2. Figure 6.31(C) shows that \(\overline{AB}\) rotated about \(y=15\) generates a washer. The outer radius of this washer is the distance from \(B\) to the line \(y=15\): \[ R_{\textrm{outer}} = 15-f(x)=15-(9-x^2)=6+x^2 \] The inner radius is \(R_{\textrm{inner}}=3\), so the volume of revolution about \(y=15\) is \[ \begin{align*} V = \pi\int_0^3 \big(R_{\textrm{outer}}^2-R_{\textrm{inner}}^2\big)\,dx &= \pi\int_0^3 \big((6+x^2)^2 - 3^2\big)\, dx\\ & = \pi\int_0^3 (36 +12 x^2 + x^4 - 9)\, dx\\ &=\pi\left(27x +4x^3 + \frac15x^5\right)\bigg|_0^3 = \frac{1188}5\,\pi \end{align*} \]
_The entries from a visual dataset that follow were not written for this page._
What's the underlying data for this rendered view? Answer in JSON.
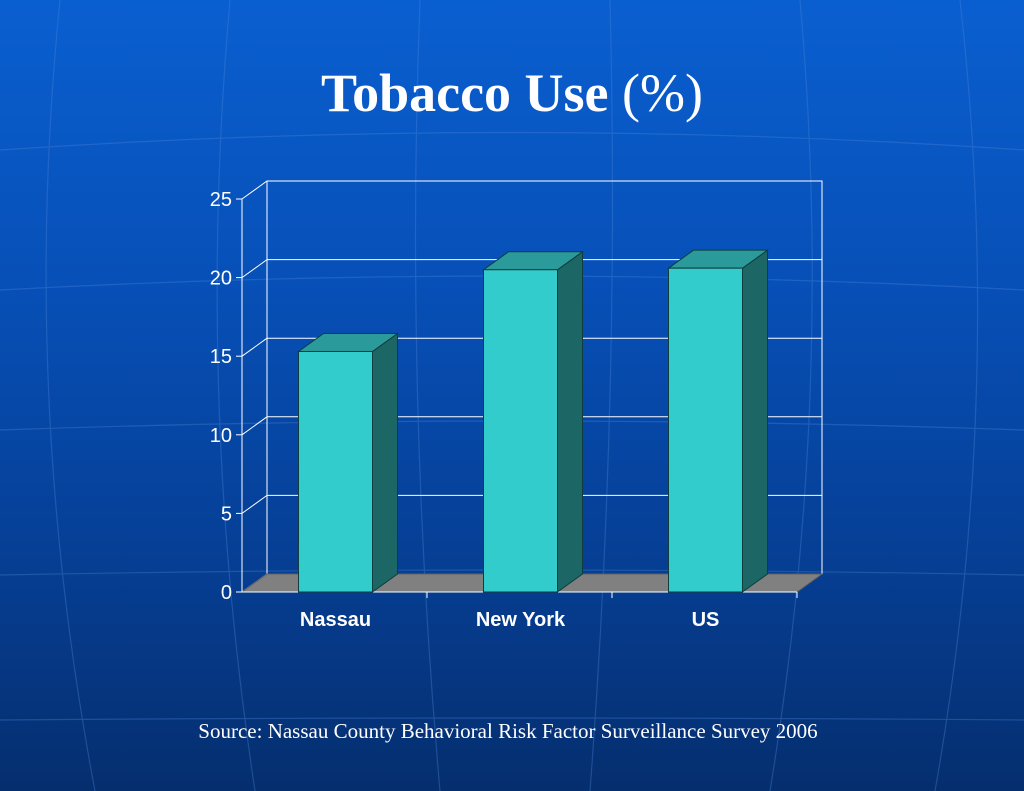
{
  "slide": {
    "title": "Tobacco Use",
    "title_unit": "(%)",
    "source": "Source: Nassau County Behavioral Risk Factor Surveillance Survey 2006"
  },
  "colors": {
    "bar_front": "#33cccc",
    "bar_top": "#2a9a9a",
    "bar_side": "#1d6666",
    "floor": "#808080",
    "grid": "#ffffff"
  },
  "chart_data": {
    "type": "bar",
    "categories": [
      "Nassau",
      "New York",
      "US"
    ],
    "values": [
      15.3,
      20.5,
      20.6
    ],
    "ylim": [
      0,
      25
    ],
    "yticks": [
      0,
      5,
      10,
      15,
      20,
      25
    ],
    "grid": true,
    "style": "3d-column"
  }
}
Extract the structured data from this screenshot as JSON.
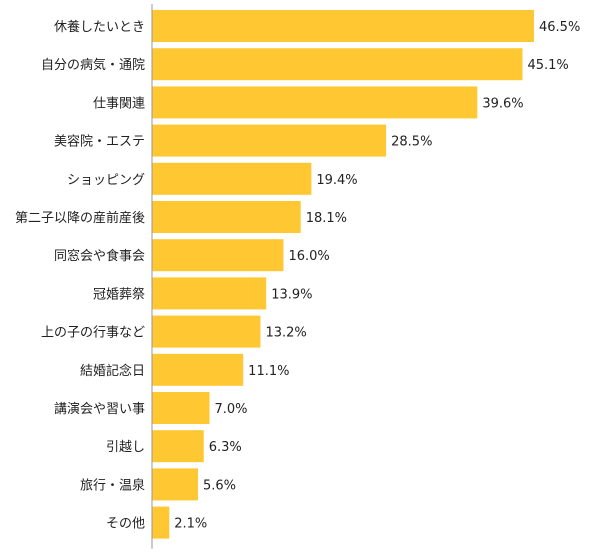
{
  "chart_data": {
    "type": "bar",
    "orientation": "horizontal",
    "categories": [
      "休養したいとき",
      "自分の病気・通院",
      "仕事関連",
      "美容院・エステ",
      "ショッピング",
      "第二子以降の産前産後",
      "同窓会や食事会",
      "冠婚葬祭",
      "上の子の行事など",
      "結婚記念日",
      "講演会や習い事",
      "引越し",
      "旅行・温泉",
      "その他"
    ],
    "values": [
      46.5,
      45.1,
      39.6,
      28.5,
      19.4,
      18.1,
      16.0,
      13.9,
      13.2,
      11.1,
      7.0,
      6.3,
      5.6,
      2.1
    ],
    "value_labels": [
      "46.5%",
      "45.1%",
      "39.6%",
      "28.5%",
      "19.4%",
      "18.1%",
      "16.0%",
      "13.9%",
      "13.2%",
      "11.1%",
      "7.0%",
      "6.3%",
      "5.6%",
      "2.1%"
    ],
    "xlim": [
      0,
      50
    ],
    "grid": false,
    "bar_color": "#FFC832",
    "axis_color": "#999999"
  }
}
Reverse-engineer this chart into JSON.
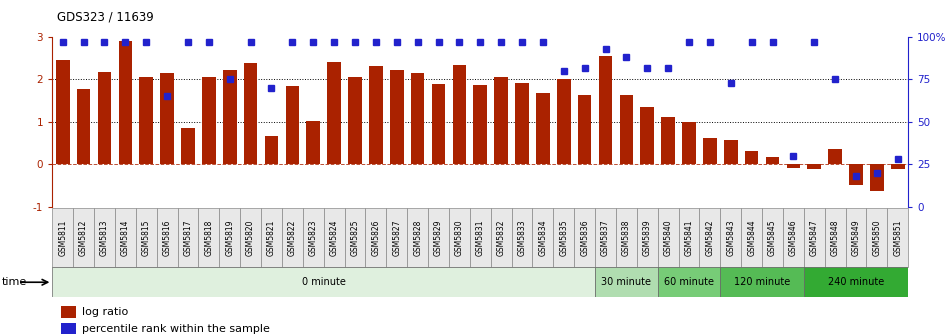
{
  "title": "GDS323 / 11639",
  "samples": [
    "GSM5811",
    "GSM5812",
    "GSM5813",
    "GSM5814",
    "GSM5815",
    "GSM5816",
    "GSM5817",
    "GSM5818",
    "GSM5819",
    "GSM5820",
    "GSM5821",
    "GSM5822",
    "GSM5823",
    "GSM5824",
    "GSM5825",
    "GSM5826",
    "GSM5827",
    "GSM5828",
    "GSM5829",
    "GSM5830",
    "GSM5831",
    "GSM5832",
    "GSM5833",
    "GSM5834",
    "GSM5835",
    "GSM5836",
    "GSM5837",
    "GSM5838",
    "GSM5839",
    "GSM5840",
    "GSM5841",
    "GSM5842",
    "GSM5843",
    "GSM5844",
    "GSM5845",
    "GSM5846",
    "GSM5847",
    "GSM5848",
    "GSM5849",
    "GSM5850",
    "GSM5851"
  ],
  "log_ratio": [
    2.45,
    1.78,
    2.17,
    2.9,
    2.05,
    2.15,
    0.85,
    2.05,
    2.22,
    2.38,
    0.67,
    1.85,
    1.02,
    2.42,
    2.05,
    2.32,
    2.22,
    2.15,
    1.88,
    2.35,
    1.87,
    2.05,
    1.92,
    1.68,
    2.0,
    1.62,
    2.55,
    1.62,
    1.35,
    1.12,
    1.0,
    0.62,
    0.58,
    0.3,
    0.17,
    -0.08,
    -0.12,
    0.35,
    -0.5,
    -0.63,
    -0.12
  ],
  "percentile": [
    97,
    97,
    97,
    97,
    97,
    65,
    97,
    97,
    75,
    97,
    70,
    97,
    97,
    97,
    97,
    97,
    97,
    97,
    97,
    97,
    97,
    97,
    97,
    97,
    80,
    82,
    93,
    88,
    82,
    82,
    97,
    97,
    73,
    97,
    97,
    30,
    97,
    75,
    18,
    20,
    28
  ],
  "time_groups": [
    {
      "label": "0 minute",
      "start": 0,
      "end": 26,
      "color": "#dff0de"
    },
    {
      "label": "30 minute",
      "start": 26,
      "end": 29,
      "color": "#b0ddb0"
    },
    {
      "label": "60 minute",
      "start": 29,
      "end": 32,
      "color": "#77cc77"
    },
    {
      "label": "120 minute",
      "start": 32,
      "end": 36,
      "color": "#55bb55"
    },
    {
      "label": "240 minute",
      "start": 36,
      "end": 41,
      "color": "#33aa33"
    }
  ],
  "bar_color": "#aa2200",
  "dot_color": "#2222cc",
  "ylim_left": [
    -1,
    3
  ],
  "ylim_right": [
    0,
    100
  ],
  "yticks_left": [
    -1,
    0,
    1,
    2,
    3
  ],
  "yticks_right": [
    0,
    25,
    50,
    75,
    100
  ],
  "ytick_labels_right": [
    "0",
    "25",
    "50",
    "75",
    "100%"
  ],
  "grid_values": [
    1.0,
    2.0
  ],
  "legend_log": "log ratio",
  "legend_pct": "percentile rank within the sample",
  "time_label": "time"
}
EXAMPLE 5 Revolving About a Vertical Axis

Find the volume of the solid obtained by rotating the region under the graph of \(f(x)=9-x^2\) for \(0 \leq x \leq 3\) about the vertical axis \(x=-2\).

Solution Figure 6.32 shows that \(\overline{AB}\) sweeps out a horizontal washer when rotated about the vertical line \(x=-2\). We are going to integrate with respect to \(y\), so we need the inner and outer radii of this washer as functions of \(y\). Solving for \(x\) in \(y=9-x^2\), we obtain \(x^2=9-y\), or \(x=\sqrt{9-y}\) (since \(x \geq 0\)). Therefore, \[ \begin{align*} R_{\textrm{outer}} &= \sqrt{9-y}+2,\qquad R_{\textrm{inner}}= 2\\ R_{\textrm{outer}}^2 - R_{\textrm{inner}}^2 &= \big(\sqrt{9-y}+2\big)^2 - 2^2 = (9-y)+4\sqrt{9-y}+4-4\\& = 9-y +4\sqrt{9-y} \end{align*} \] The region extends from \(y=0\) to \(y=9\) along the \(y\)-axis, so \[ \begin{align*} V = \pi\int_0^9 \big(R_{\textrm{outer}}^2-R_{\textrm{inner}}^2\big) \, dy &= \pi\int_0^9 \Big({9-y}+4\sqrt{9-y}\Big)\,dy\\ &= \pi \left(9y-\frac12y^2 -\frac83(9-y)^{3/2}\right)\bigg|_0^9=\frac{225}2\,\pi \end{align*} \]